Компоненты, выявленные в материалах кургана Аржан-1, указывают на доминирование юго-восточных связей при явном участии культурного комплекса, сложившегося к западу от Тувы. В материалах Аржана-1 очевиден также раннетагарский компонент, что может указывать на сложение тагарской культуры уже в это время. Памятники шанчигского типа, синхронные ему, по всем признакам соответствуют ранним комплексам бийкенской культуры Горного Алтая, что, по сути, свидетельствует об их однокультурности и общности происхождения.
Материалы кургана Аржан-2 свидетельствуют о доминировании связей культурного комплекса памятников Тувы с территориями Казахстана, Монголии, Минусинской котловины, Северного Китая (так называемой Дуги).
В последующий период, соответствующий третьему культурно-хронологическому горизонту, при сохранении наследия предыдущей эпохи, происходит смена доминант — связи переориентируются на пазырыкский Алтай, лесостепь Западной Сибири, Синьцзян. Население Горного Алтая в это время, вероятно, заняло доминирующее положение в регионе. Распространение в Туве влияния пазырыкской культуры происходило постепенно и нарастало с запада на восток.
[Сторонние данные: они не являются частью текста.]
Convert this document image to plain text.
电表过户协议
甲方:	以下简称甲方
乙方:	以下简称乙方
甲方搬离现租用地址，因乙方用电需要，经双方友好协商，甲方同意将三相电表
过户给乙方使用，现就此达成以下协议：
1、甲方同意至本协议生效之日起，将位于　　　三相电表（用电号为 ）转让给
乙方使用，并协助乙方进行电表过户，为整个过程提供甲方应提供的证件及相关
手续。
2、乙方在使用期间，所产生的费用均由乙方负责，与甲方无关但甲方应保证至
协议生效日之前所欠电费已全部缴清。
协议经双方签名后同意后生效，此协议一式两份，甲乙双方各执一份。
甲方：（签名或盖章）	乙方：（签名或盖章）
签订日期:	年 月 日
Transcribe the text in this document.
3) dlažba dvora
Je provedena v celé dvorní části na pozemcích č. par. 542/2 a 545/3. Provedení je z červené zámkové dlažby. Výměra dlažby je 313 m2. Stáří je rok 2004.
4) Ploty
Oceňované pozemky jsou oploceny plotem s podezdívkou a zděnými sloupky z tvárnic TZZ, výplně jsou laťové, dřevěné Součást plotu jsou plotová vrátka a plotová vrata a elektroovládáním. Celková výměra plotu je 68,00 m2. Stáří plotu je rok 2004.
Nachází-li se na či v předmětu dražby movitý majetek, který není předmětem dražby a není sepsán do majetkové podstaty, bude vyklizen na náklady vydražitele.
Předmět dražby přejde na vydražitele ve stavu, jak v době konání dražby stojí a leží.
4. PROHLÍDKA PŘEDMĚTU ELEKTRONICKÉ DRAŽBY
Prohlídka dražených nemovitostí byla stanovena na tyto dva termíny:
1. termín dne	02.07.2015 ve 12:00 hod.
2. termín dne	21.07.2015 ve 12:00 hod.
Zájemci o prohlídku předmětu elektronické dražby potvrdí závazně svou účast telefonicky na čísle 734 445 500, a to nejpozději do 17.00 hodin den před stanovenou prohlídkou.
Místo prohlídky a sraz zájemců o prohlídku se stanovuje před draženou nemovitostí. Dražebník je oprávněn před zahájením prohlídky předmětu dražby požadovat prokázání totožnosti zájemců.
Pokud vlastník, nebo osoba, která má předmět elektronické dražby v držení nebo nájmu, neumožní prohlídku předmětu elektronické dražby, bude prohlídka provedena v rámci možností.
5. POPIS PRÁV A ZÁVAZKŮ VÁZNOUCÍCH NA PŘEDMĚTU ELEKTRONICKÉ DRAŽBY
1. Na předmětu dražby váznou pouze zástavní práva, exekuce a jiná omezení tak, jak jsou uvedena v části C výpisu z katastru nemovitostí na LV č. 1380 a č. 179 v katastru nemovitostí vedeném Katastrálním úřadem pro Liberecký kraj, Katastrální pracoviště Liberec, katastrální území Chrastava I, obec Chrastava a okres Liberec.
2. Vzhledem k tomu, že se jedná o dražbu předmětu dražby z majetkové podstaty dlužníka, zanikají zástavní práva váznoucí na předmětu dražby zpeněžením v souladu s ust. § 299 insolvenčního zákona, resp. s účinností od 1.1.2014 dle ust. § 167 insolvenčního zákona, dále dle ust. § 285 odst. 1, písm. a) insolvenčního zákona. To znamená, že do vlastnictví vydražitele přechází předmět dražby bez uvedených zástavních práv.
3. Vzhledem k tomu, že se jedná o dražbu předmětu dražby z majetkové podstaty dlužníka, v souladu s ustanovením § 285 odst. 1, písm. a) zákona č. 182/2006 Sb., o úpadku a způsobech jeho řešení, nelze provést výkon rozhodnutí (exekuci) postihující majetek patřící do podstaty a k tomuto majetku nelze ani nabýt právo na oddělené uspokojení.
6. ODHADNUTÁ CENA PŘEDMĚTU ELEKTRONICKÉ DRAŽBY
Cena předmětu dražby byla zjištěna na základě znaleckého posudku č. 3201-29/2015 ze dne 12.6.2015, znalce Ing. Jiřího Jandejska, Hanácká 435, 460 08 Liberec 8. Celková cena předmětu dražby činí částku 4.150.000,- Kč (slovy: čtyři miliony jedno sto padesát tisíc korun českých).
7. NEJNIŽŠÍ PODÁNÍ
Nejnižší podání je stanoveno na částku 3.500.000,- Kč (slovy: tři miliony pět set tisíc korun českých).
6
На это указывает довольно длительное сохранение традиций раннескифского времени, отразившееся в памятниках уюкского типа, наибольшее число которых выявлено сейчас в северной Туве. В то же время в уюкских комплексах уже фиксируются инновации, не позволяющие связывать их генезис лишь с предшествующим населением: изменяется конструкция портупейной системы оружия; особые атрибуты свидетельствуют о смене причёски и ином головном уборе; в искусстве звериного стиля появляется образ ушастой птицы (грифона) и т.п. Отделить ранние памятники уюкского типа от поздних алды-бельских по составу сопроводительного инвентаря бывает очень непросто, и решающее значение имеет устройство погребального сооружения. Однако, как демонстрирует основное захоронение в Аржане-2, просторные глубокие ямы с прямоугольными срубами на дне сооружались и для элиты населения, оставившего алды-бельскую культуру. Именно по наличию такой могилы А.Д. Грач отнес курган 9 могильника Куйлуг-Хем I к саглынской культуре [Грач 1980 а. С. 124. Рис. 96[86]-88], в то время как весь материальный комплекс, обнаруженный в погребении, соотносится с поздним этапом предшествующей алды-бельской культуры.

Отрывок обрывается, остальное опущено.